Anthony Meier Fine Arts is pleased to share the following review of Jim Hodges’s exhibition, on view through 25 April 2014.
  
Another last-minute viewing opportunity
By Kenneth Baker
San Francisco Chronicle
22 April 2014

Installation shot showing "Toward Great Becoming (blue/blue)" and "Toward Great Becoming (orange/pink)", both 2014, by Jim Hodges [photo: Keith Petersen]
Installation shot showing “Toward Great Becoming (blue/blue)” and “Toward Great Becoming (orange/pink)”, both 2014, by Jim Hodges [photo: Keith Petersen]
Here is the latter half of last Saturday’s unpublished (don’t ask) review column:
Jim Hodges: Wall works in mirrored panel. Through April 25. Anthony Meier Fine Arts, 1969 California St., S.F. (415) 351-1400, www.anthonymeierfinearts.com.
The five new works by New Yorker Jim Hodges at Anthony Meier’s have an almost formalistic bent for someone who made his name using materials such as silk flowers, gossamer scrim, gold leaf and cast glass.

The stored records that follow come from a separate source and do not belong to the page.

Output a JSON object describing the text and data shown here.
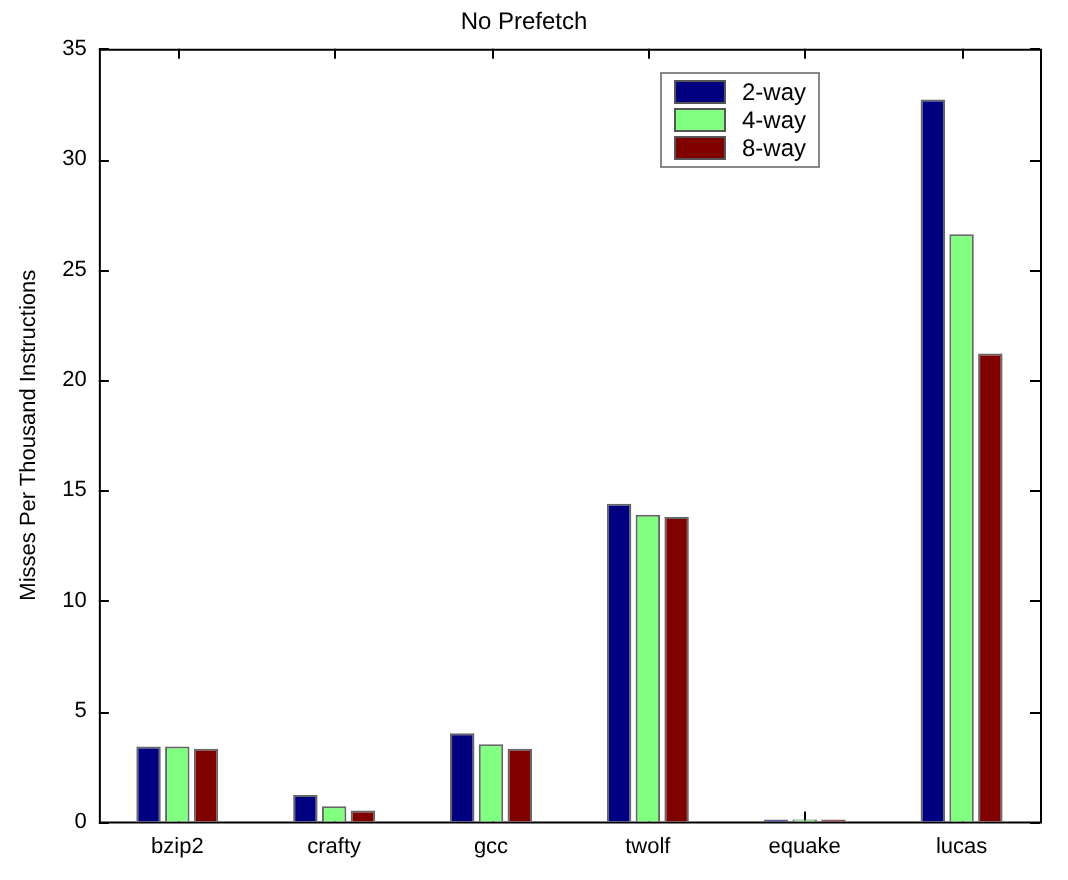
{
  "chart_data": {
    "type": "bar",
    "title": "No Prefetch",
    "ylabel": "Misses Per Thousand Instructions",
    "categories": [
      "bzip2",
      "crafty",
      "gcc",
      "twolf",
      "equake",
      "lucas"
    ],
    "series": [
      {
        "name": "2-way",
        "color": "#000080",
        "values": [
          3.4,
          1.2,
          4.0,
          14.4,
          0.1,
          32.7
        ]
      },
      {
        "name": "4-way",
        "color": "#80ff80",
        "values": [
          3.4,
          0.7,
          3.5,
          13.9,
          0.1,
          26.6
        ]
      },
      {
        "name": "8-way",
        "color": "#800000",
        "values": [
          3.3,
          0.5,
          3.3,
          13.8,
          0.1,
          21.2
        ]
      }
    ],
    "ylim": [
      0,
      35
    ],
    "yticks": [
      0,
      5,
      10,
      15,
      20,
      25,
      30,
      35
    ],
    "grid": false,
    "legend": "top right"
  }
}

Hodges came to prominence during the grief-clouded aftermath of the AIDS crisis’ first decade, working in a key avowedly elegiac, even sentimental.
But the sentimentality in Hodges’ work, like the irony-free sweetness in that of his friend Felix Gonzalez-Torres (1957-1996), stood not for false feeling but for the inescapability of feeling, against which synthetic emotions and their triggers serve as futile defenses.
Hodges began using the sort of mirror mosaics that adorn disco balls years ago. When he blankets flat forms with them, as in the works at Meier, the faceted surfaces suggest flayed, flattened disco balls, evoking an end, perhaps a fatal end, of festivity.
The disco reference has subsided in the new work, and with it the key of mourning associated with club scene erotic reverie vanquished by a plague.
“Toward Great Becoming (blue/blue)” (2014), like several other pieces here, consists of irregular polygons tessellated with tiny mirrors, meeting at the corner of a room so that their overall shapes reflect and distort one another.
The adjoining panels in three works here differ in color and the reflections they pick up multiply those differences.
Often in Hodges’ past uses of mirrors, he has confronted viewers with themselves — atomized. The huge “Untitled (grey ellipse)” (2013) offers something of this experience. Its shimmering grey darkness can suggest a portal to some magical elsewhere or merely, as gang slang would have it, “getting smoked.”
The corner polygons might symbolize the crippled symmetry of people who try to discern themselves reflected in one another. Might that be the best we can hope to do?
The intricate designs and shatter patterns of Hodges’ surfaces reprise his use of spider web imagery, but they also recall the more abstract interest in surface geometry of much older artists such as Robert Mangold and Dorothea Rockburne, who have long used ingrown composition to figure forth the integrity of a self.